Когда-то у него была теория «сильной строки», из нее следовало, что все стихотворение определяется и держится одной сильной строкой. Помню, как многих, читавших хорошие стихи, он упрекал в отсутствии сильных строк. Позже он отказался от этой теории, но афористичность осталась одной из сильных сторон его поэзии.
Самобытность и оригинальность Николая Ивановича заставили обратить на него внимание кинематографистов. Правда, в первый свой фильм студент Глазков пришел по объявлению, звавшему принять участие в массовых сценах «Александра Невского» режиссера С. Эйзенштейна. Об этом написаны стихи с прекрасным признанием:
Для актера массовка — поругание всех честолюбивых помыслов, а у него — просто и с гордостью: в русской массовке служил рядовым!
Позже он снялся в «Андрее Рублеве». Андрей Тарковский пригласил его сам, и Летающего мужика в исполнении Глазкова все запомнили: оглядывается… настороженный взгляд исподлобья… и: «Летю-ю-ю!..»

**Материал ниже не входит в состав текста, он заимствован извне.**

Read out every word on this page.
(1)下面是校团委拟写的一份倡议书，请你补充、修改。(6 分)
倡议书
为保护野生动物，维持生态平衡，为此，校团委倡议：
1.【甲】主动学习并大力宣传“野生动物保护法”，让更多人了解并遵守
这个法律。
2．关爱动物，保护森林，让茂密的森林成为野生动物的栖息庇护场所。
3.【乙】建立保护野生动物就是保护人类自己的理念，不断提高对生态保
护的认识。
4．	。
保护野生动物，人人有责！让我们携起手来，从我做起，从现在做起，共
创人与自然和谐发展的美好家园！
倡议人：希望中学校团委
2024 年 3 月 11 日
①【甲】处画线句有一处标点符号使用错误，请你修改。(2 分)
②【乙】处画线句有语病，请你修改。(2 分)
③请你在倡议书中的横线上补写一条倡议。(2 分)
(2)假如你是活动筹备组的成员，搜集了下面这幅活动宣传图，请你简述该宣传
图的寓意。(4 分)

В «Романсе о влюбленных» А. Кончаловского сыграл роль матрасника. В фильме есть крупный план Глазкова во время встречи героя, к сожалению, кадр оборван, но умилительная улыбка матрасника запоминается. В ней — характер персонажа.
В Николае не было ничего актерского, не было дара перевоплощения, но было одно из необходимейших актерских качеств — органичность пребывания в предлагаемых обстоятельствах.
Последние годы мы жили далеко от родного Арбата и друг от друга. Он «получил фатеру» в Кунцеве, на Аминьевском шоссе, и единственный плюс этого переезда был в соседстве с Москвой-рекой. К этому времени он, в прошлом мерзляк, холодными обливаниями закалил себя и купальный сезон растягивал чуть ли не до ноября. И вот как-то осенью он усиленно приглашал меня приехать к нему и вместе пойти купаться; я от купания отказался, сославшись на холод, на что он успокаивающе прокричал в телефонную трубку: «А тебе и не надо купаться! Ты будешь стоять на берегу и восхищаться». В этом тоже Глазков. Ему нужны были свидетели его подвигов, ему было нужно признание.
Уже тяжело больной, он отмечал свое шестидесятилетие. Гостей было много, а он всегда был рад им. Но самую большую радость доставил ему сын, «Коля маленький». Он отчеканил серебряную юбилейную медаль с глазковским барельефом, и Николай Иванович на протяжении всего вечера то прятал ее в карман халата, то снова вынимал и просто держал в зажатом кулаке.
Время болезни оказалось удивительно продуктивным в его творчестве. Слабеющий на глазах, он не отрывался от письменного стола. Больным он написал пьесу, большие циклы стихов «Объяснения в любви» и «Самоцветы». Сколько блеска и остроумия в «Объяснениях» тяжело больного Глазкова! И масса стихов. Их он сочинял ночью, а днем только записывал. Я спросил, было ли так прежде, он ответил: «Прежде ночью я спал». — «Как выдерживаешь ты каждодневную и неотрывную работу?» — «Иначе нельзя, Сереженька. Без работы умру».
Еще совсем недавно он, в крайнем случае, сказал бы «помру».
Шестьдесят первую годовщину Николая Глазкова мы отмечали уже без него. Его друг, поэт Евгений Ильин, сказал: «Как много мы у него не спросили!». Да, много. Многое мы упустили в своих рассказах о нем. Но остались стихи. В них — все о Глазкове.